Volcanoes and Earthquakes
Teacher Guide Grade 6 Activity
Story Summary  
Volcanoes and Earthquakes
by Basil Booth


On April 18, 1906, a disastrous earthquake struck San Francisco. Lasting less than a minute, it destroyed most of the city and killed 700 people. In 1976 the worst known earthquake killed over 650,000 people in Tientsin Province, China. Volcanoes and Earthquakes tells us about famous earthquakes and describes the natural forces that created them.

Earth's Plates

You probably know that earthquakes can be huge natural disasters. But why do they happen? The Earth's surface is formed of massive slabs of rock called plates. These plates, also called tectonic plates, are always moving. Sometimes they just slide past one another. At other times they actually collide with one another. Plate movement causes the buildup of tremendous quantities of energy in the rock. When the energy is released, it produces vibrations that travel through the rock, leading to earthquakes. During earthquakes, faults, or giant cracks, are produced by the pressure of the moving rock.

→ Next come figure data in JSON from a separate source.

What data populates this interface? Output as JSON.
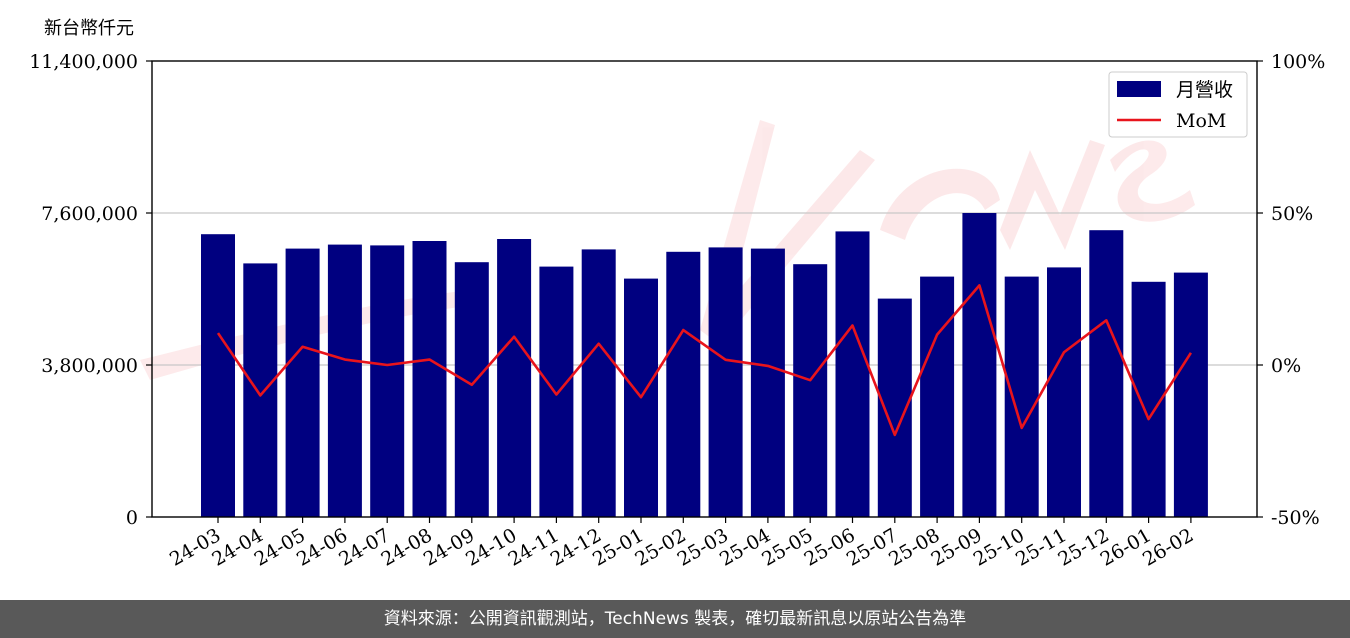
{
  "chart_data": {
    "type": "bar",
    "ylabel": "新台幣仟元",
    "ylim": [
      0,
      11400000
    ],
    "yticks": [
      "0",
      "3,800,000",
      "7,600,000",
      "11,400,000"
    ],
    "y2lim": [
      -50,
      100
    ],
    "y2ticks": [
      "-50%",
      "0%",
      "50%",
      "100%"
    ],
    "grid": true,
    "legend_position": "top-right",
    "categories": [
      "24-03",
      "24-04",
      "24-05",
      "24-06",
      "24-07",
      "24-08",
      "24-09",
      "24-10",
      "24-11",
      "24-12",
      "25-01",
      "25-02",
      "25-03",
      "25-04",
      "25-05",
      "25-06",
      "25-07",
      "25-08",
      "25-09",
      "25-10",
      "25-11",
      "25-12",
      "26-01",
      "26-02"
    ],
    "series": [
      {
        "name": "月營收",
        "type": "bar",
        "axis": "left",
        "color": "#000080",
        "values": [
          7070000,
          6340000,
          6710000,
          6810000,
          6790000,
          6900000,
          6370000,
          6950000,
          6260000,
          6690000,
          5960000,
          6630000,
          6740000,
          6710000,
          6320000,
          7140000,
          5460000,
          6010000,
          7600000,
          6010000,
          6240000,
          7170000,
          5880000,
          6110000
        ]
      },
      {
        "name": "MoM",
        "type": "line",
        "axis": "right",
        "color": "#e8141c",
        "values": [
          10.5,
          -10,
          6,
          1.8,
          0,
          1.8,
          -6.5,
          9.3,
          -9.7,
          7,
          -10.6,
          11.5,
          1.7,
          -0.3,
          -5,
          13,
          -23,
          10,
          26.2,
          -20.7,
          4.2,
          14.7,
          -17.8,
          4
        ]
      }
    ]
  },
  "footer": {
    "text": "資料來源：公開資訊觀測站，TechNews 製表，確切最新訊息以原站公告為準"
  }
}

Earthquakes and volcanoes occur along the edges of the plates. Scientists have developed a theory that explains how these giant plates move, thereby creating, destroying, and re-forming continents and oceans over long periods of time. This theory is called the theory of plate tectonics.

According to the theory, there are two types of plates, oceanic and continental. Various types of movement occur along the different kinds of plate boundaries. Plate collisions create landforms such as coastal volcanoes, island arcs, and mountain chains. When plates move apart, they produce new ocean floor as magma from the mantle rises up through volcanoes and deposits new rock along the plate boundaries. In some areas plates slide alongside each other, neither creating nor destroying land.

When the plates move, they cause vibrations that produce earthquakes. Thousands of earthquakes take place every year, but only a few of them are destructive enough to be considered disasters. Many earthquakes are so mild that few people notice them. Scientists have developed an instrument called a seismograph, which measures and records the intensity of earthquakes. Because seismographs are very sensitive, they help scientists predict earthquakes, too. They can record even minor shocks and changes in the Earth's layers, and this helps to monitor the build-up of stresses that lead to earthquakes. By comparing the data from seismographs in different locations over the world, scientists can get a better picture of the forces at work underground.